1. Create a TSV file in batch/tracker-additions/ where the company name contains a pipe:
42\t2025-01-15\tFoo | Bar Corp\tEngineer\tEvaluated\t4.0/5\t❌\t[42](reports/042-foo-2025-01-15.md)\tnotes
2. Run node merge-tracker.mjs.
3. The pipe splits the table cell, adding a phantom column and corrupting every row after it in applications.md.

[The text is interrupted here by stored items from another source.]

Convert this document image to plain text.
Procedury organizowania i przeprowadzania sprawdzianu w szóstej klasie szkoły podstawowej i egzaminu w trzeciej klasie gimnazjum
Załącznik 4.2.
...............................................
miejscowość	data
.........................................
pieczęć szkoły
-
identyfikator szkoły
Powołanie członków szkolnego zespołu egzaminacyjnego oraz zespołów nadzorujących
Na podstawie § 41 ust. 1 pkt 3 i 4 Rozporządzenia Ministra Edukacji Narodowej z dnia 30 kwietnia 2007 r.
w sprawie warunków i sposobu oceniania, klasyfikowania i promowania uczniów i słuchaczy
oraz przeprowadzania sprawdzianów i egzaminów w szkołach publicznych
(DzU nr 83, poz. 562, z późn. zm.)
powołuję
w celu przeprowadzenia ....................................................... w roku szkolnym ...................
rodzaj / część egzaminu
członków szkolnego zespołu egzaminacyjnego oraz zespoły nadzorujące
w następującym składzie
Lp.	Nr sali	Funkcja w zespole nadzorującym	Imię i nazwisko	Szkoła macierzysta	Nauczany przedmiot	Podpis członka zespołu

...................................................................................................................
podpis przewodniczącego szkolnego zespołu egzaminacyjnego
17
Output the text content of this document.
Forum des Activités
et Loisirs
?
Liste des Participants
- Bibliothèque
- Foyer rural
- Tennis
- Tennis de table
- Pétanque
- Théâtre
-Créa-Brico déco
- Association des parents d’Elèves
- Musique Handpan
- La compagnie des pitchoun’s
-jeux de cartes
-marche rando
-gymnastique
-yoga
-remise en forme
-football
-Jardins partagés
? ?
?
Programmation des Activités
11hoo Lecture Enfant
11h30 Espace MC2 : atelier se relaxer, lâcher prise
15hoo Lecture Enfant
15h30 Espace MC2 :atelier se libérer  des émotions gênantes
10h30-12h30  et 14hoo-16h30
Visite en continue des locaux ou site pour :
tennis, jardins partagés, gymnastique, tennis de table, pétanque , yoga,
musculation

1. Run node merge-tracker.mjs or node dedup-tracker.mjs (both create .bak backups).
2. Run git add -A && git status.
3. The .bak file containing full application data (company names, scores, notes) is staged for commit.

### Expected behavior


1. sed substitution should be safe regardless of what characters appear in URLs or IDs.
2. Batch workers should run with standard permission checks, not bypass them entirely.
3. Temp files should use unpredictable, atomically-created paths (mktemp).
4. Git commands should not be vulnerable to injection via VERSION file contents or branch names.
5. Remote updates should validate version format before trusting fetched data.
6. PDF output should be constrained to the project directory or output/.
7. Playwright navigation should be restricted to public HTTP(S) URLs only.
8. Markdown table output should escape pipe and newline characters in dynamic cell values.
9. .bak files should be gitignored to prevent accidental commits of user data.

### OS

_No response_

[santifer]

The critical security issues identified here (command injection, resource leaks, sed injection, path traversal) were fixed in PR #149 (merged in v1.3.0). The remaining items from PR #133 overlap with these fixes. If there are specific vectors still unaddressed, please open a new issue with details.